Passing a bill to ban online gambling before legislation to regulate the industry would be a “catastrophic” move, according to Carlos Baeza, a Santiago-based lawyer who represents a coalition of leading online gambling operators in Chile.

Baeza pointed to a recent study that showed 25 prominent operators controlled approximately 88 percent of an unregulated Chilean market worth up to US$3.1bn in annual revenue.

The vast majority of those 25 operators are eager to become licensed and pay taxes, but the Chilean market would be left to disreputable and illegal operators if the new legal prohibitions are enacted.

“If the economic intelligence bill is approved first, online gaming will be automatically banned and the industry as we know it will disappear,” Baeza told Vixio GamblingCompliance.

Consideration of the economic intelligence bill comes amid continued debate as to the legal status of online gambling under Chile’s existing laws.

Last month, public prosecutors confirmed that they were ending a three-year investigation into leading offshore operators active in the Chilean market without bringing any criminal charges.

That was celebrated by the coalition of operators as vindication of their position that online casino games and sports betting are not illegal under current law.

However, those statements have also led to fierce pushback from advocates for licensed land-based casinos who stress that a refusal to bring charges is not the same as a court ruling or some other form of legal determination that online gambling is legal.

Clashes With Chilean Casinos

Speaking at this month’s SBC Summit Americas in Florida, the executive director for the Chilean Casino Association (ACCJ) acknowledged the pending economic intelligence bill to prohibit all online gambling but said the lobbying priority of incumbent casinos was still to establish a licensed and regulated market in Chile.

The recent launch of a Chilean-facing offshore site promoted by famous footballer Arturo Vidal has further confused consumers as to whether online gambling is legal and underlined the need for regulation, the ACCJ’s Cecilia Valdés told SBC Summit delegates.

That episode has seen Vidal come in for intense criticism as he remains the face of the Juega Con El King platform, even after it advertised the opportunity for Chileans to place bets on whether the midfielder would receive a yellow card for a game he was involved in.
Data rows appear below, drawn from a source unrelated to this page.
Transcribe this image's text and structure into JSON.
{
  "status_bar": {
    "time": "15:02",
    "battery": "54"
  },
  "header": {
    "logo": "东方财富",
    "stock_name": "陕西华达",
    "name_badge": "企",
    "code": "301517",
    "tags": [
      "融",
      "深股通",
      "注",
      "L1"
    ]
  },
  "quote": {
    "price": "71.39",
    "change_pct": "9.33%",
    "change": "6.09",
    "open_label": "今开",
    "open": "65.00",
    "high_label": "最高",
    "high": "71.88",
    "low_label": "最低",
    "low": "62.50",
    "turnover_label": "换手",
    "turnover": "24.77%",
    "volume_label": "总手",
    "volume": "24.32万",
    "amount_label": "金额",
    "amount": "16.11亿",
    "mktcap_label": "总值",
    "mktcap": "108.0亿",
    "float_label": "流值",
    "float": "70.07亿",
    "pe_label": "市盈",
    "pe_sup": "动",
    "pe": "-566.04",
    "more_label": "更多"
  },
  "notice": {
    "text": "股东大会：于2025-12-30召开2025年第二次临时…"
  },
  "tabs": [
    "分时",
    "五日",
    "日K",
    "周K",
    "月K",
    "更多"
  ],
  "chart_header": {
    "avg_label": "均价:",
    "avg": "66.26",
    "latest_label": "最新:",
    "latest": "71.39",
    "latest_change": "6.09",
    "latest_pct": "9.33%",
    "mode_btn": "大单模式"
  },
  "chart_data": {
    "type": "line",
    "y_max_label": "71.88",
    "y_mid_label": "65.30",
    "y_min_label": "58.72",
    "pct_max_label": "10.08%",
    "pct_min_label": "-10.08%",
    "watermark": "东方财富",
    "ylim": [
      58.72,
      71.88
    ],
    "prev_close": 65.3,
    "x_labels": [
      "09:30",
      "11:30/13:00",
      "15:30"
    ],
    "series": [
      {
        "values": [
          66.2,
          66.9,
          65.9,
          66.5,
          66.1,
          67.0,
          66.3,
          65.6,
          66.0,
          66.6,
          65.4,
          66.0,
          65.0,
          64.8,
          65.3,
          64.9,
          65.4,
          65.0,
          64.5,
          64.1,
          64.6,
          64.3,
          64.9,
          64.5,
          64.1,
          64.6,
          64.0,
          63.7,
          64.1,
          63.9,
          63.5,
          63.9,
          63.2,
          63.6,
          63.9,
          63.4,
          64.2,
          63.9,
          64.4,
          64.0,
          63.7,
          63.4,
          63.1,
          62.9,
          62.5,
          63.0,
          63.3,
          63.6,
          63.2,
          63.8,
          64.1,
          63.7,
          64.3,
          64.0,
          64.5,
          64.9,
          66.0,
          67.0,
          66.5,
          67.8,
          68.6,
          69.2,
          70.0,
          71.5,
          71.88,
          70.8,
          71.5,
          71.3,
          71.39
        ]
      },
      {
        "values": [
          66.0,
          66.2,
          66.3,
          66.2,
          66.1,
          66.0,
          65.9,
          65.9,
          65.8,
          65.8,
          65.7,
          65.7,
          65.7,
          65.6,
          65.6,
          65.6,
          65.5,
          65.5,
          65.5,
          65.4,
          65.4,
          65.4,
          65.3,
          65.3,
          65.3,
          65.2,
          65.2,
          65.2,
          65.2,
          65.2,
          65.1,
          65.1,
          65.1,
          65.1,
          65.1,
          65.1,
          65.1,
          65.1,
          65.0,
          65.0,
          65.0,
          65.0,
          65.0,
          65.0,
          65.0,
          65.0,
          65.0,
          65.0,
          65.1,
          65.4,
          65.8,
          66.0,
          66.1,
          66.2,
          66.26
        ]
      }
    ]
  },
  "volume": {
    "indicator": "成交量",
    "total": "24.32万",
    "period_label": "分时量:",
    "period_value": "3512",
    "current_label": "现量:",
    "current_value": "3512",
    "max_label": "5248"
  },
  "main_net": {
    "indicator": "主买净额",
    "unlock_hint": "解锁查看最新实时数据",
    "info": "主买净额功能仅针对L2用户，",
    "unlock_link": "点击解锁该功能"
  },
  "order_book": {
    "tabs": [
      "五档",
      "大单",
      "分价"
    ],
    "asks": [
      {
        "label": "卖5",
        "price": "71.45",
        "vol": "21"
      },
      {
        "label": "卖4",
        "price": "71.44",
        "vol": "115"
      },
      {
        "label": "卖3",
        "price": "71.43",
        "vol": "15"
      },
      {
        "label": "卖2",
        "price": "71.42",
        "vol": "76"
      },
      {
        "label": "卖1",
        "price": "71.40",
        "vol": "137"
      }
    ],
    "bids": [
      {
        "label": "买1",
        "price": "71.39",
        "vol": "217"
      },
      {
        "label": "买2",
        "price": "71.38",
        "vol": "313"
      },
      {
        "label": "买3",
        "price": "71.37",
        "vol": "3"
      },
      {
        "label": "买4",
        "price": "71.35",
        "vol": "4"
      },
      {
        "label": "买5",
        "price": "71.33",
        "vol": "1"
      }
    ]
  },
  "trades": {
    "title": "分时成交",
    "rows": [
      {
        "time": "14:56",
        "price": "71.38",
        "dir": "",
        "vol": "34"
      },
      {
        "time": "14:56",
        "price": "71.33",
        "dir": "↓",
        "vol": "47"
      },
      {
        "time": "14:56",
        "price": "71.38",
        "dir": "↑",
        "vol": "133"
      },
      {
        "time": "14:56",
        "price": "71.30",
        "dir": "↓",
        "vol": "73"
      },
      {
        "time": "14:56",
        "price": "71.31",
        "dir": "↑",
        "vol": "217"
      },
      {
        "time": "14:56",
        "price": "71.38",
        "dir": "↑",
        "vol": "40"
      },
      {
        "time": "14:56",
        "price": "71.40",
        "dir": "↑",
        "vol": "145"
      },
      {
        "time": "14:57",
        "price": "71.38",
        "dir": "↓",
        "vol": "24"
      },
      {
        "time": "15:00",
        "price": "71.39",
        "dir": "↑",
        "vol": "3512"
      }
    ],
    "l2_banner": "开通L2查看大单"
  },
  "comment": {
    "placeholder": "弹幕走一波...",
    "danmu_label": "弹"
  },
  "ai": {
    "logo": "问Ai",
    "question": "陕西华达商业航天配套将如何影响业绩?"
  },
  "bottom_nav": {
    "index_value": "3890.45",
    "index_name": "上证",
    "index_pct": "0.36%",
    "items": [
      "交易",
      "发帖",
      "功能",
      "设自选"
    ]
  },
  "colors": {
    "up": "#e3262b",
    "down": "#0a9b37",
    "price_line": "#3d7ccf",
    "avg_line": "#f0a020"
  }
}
Approval of legislation to regulate online gambling “surprisingly, has taken much longer than we were expecting”, said Valdés, referring to a bill that was approved by Chile’s Chamber of Deputies in December 2023 but has not made any further progress since it cleared one Senate committee more than a year ago.

The slow progress is particularly frustrating for Chile’s licensed casinos as they are expressly prohibited from offering online gaming under the 2005 law that governs their land-based operations, Valdés said.

“In Chile, we can’t keep allowing this to go slowly,” she said. “We need a new law today.”

Representatives of unlicensed online operators are not exactly on the same page as casinos when it comes to specific provisions of the bill that currently would apply back taxes and a potential one-year penalty box for any offshore companies seeking to apply for a Chilean licence.

Still, they share the same sentiment overall.

Chile has a long history of regulating different forms of gambling, and the current government has previously stated its support for extending the same approach to online gaming, said Baeza.

“We hope that the Ministry of Finance will maintain this stance, move forward with the approval of the bill to regulate online gaming and resolve the conflict generated by the early approval of the economic intelligence bill,” he said.

“Especially now that the country is going through a complex fiscal situation and the taxes that this industry could generate once regulated are sorely needed.”